By 1549, the people had had enough of the turbulent times under Somerset. Their religious practices had been changed beyond all recognition. But the 1549 Common Prayer Book was decisively conservative; its English translation perhaos the most radical part. Catholics had already lost what had been dear to them and there were revolts in Devon and Cornwall. Pressure on the lower classes was increased by a new poll tax on sheep and Somerset’s opposition of enclosures to help poorer people had not been a success. The new tax would have affected the region significantly because the West Country was an area of sheep farming. Local nobility was absent for reasons of service and attainment and this created a casm of authority. Cornish people saw themselves as different, culturally and geographically. They did not appreciate an English Prayer Book when their first language was Cornish. Therefore, the major discontent was religious, fiscal and military after disasters in France and Scotland.  The major rebellion was eventually put down by Somerset’s men but for the Protector, it was the beginning of the end as Kett's rebellion in the east, for some of the same reasons but also against corruption of local government. This was the rebellion Somerset could NOT put down. It took the Earl of Warwick to deal with this, a step on his imminent promotion to protector and Duke of North Nortumberland.

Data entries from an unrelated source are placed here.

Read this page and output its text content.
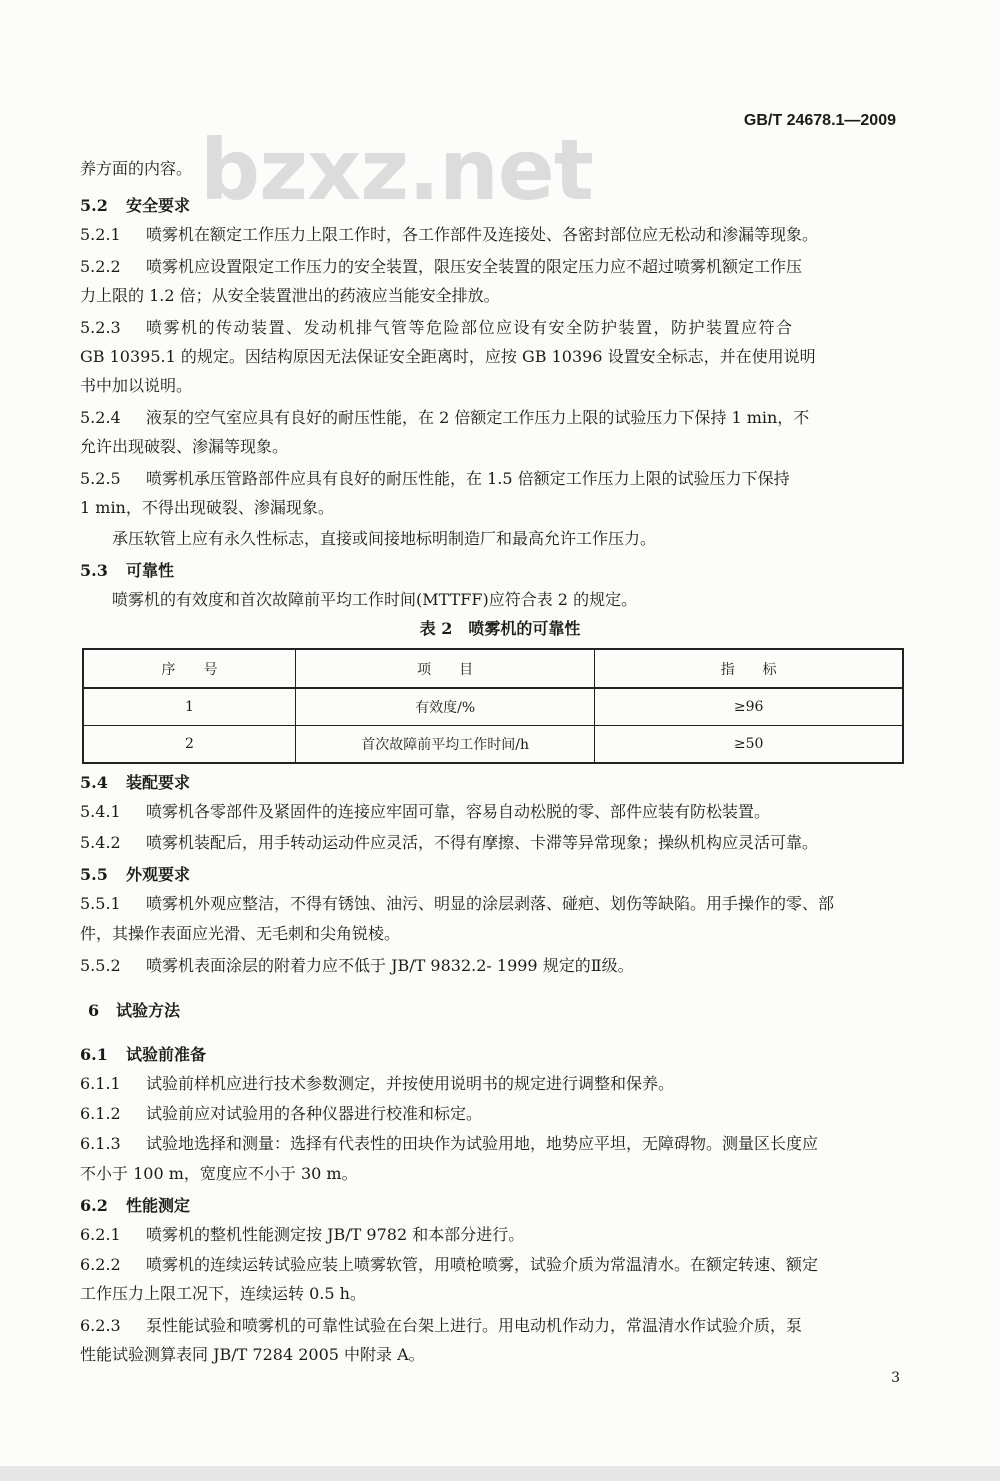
bzxz.net
GB/T 24678.1—2009
养方面的内容。
5.2 安全要求
5.2.1 喷雾机在额定工作压力上限工作时，各工作部件及连接处、各密封部位应无松动和渗漏等现象。
5.2.2 喷雾机应设置限定工作压力的安全装置，限压安全装置的限定压力应不超过喷雾机额定工作压
力上限的 1.2 倍；从安全装置泄出的药液应当能安全排放。
5.2.3 喷雾机的传动装置、发动机排气管等危险部位应设有安全防护装置，防护装置应符合
GB 10395.1 的规定。因结构原因无法保证安全距离时，应按 GB 10396 设置安全标志，并在使用说明
书中加以说明。
5.2.4 液泵的空气室应具有良好的耐压性能，在 2 倍额定工作压力上限的试验压力下保持 1 min，不
允许出现破裂、渗漏等现象。
5.2.5 喷雾机承压管路部件应具有良好的耐压性能，在 1.5 倍额定工作压力上限的试验压力下保持
1 min，不得出现破裂、渗漏现象。
承压软管上应有永久性标志，直接或间接地标明制造厂和最高允许工作压力。
5.3 可靠性
喷雾机的有效度和首次故障前平均工作时间(MTTFF)应符合表 2 的规定。
表 2　喷雾机的可靠性
序　　号	项　　目	指　　标
1	有效度/%	≥96
2	首次故障前平均工作时间/h	≥50
5.4 装配要求
5.4.1 喷雾机各零部件及紧固件的连接应牢固可靠，容易自动松脱的零、部件应装有防松装置。
5.4.2 喷雾机装配后，用手转动运动件应灵活，不得有摩擦、卡滞等异常现象；操纵机构应灵活可靠。
5.5 外观要求
5.5.1 喷雾机外观应整洁，不得有锈蚀、油污、明显的涂层剥落、碰疤、划伤等缺陷。用手操作的零、部
件，其操作表面应光滑、无毛刺和尖角锐棱。
5.5.2 喷雾机表面涂层的附着力应不低于 JB/T 9832.2- 1999 规定的Ⅱ级。
6 试验方法
6.1 试验前准备
6.1.1 试验前样机应进行技术参数测定，并按使用说明书的规定进行调整和保养。
6.1.2 试验前应对试验用的各种仪器进行校准和标定。
6.1.3 试验地选择和测量：选择有代表性的田块作为试验用地，地势应平坦，无障碍物。测量区长度应
不小于 100 m，宽度应不小于 30 m。
6.2 性能测定
6.2.1 喷雾机的整机性能测定按 JB/T 9782 和本部分进行。
6.2.2 喷雾机的连续运转试验应装上喷雾软管，用喷枪喷雾，试验介质为常温清水。在额定转速、额定
工作压力上限工况下，连续运转 0.5 h。
6.2.3 泵性能试验和喷雾机的可靠性试验在台架上进行。用电动机作动力，常温清水作试验介质，泵
性能试验测算表同 JB/T 7284 2005 中附录 A。
3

Both men were ambitious and opportunistic, Somerset by snatching power from the Regency Council and taking advantage of his family position as Edward's uncle, and Northumberland as he successfully led a coup against Somerset when he was crippled under domestic and foreign challenges.


[1] M. Tillbrook, (S. Waller Ed.), The Tudors, England: 1485-1603, (Oxford University Press, 2015), p.135.

[2] S. Brigden, London and the Reformation, (Oxford University Press).

[3]M. Rousseau,Saving the Souls of Medieval London: Perpetual Chantries at St Paul's Cathedral, c.1200-1548,   Church, Faith and Culture in the Medieval West, (London: Routledge, 2016), introduction.

[4] C.R.N. Routh, (G. Treasure, Ed.), Who’s Who in Tudor England, (London, Shepheard-Walwyn, 1990).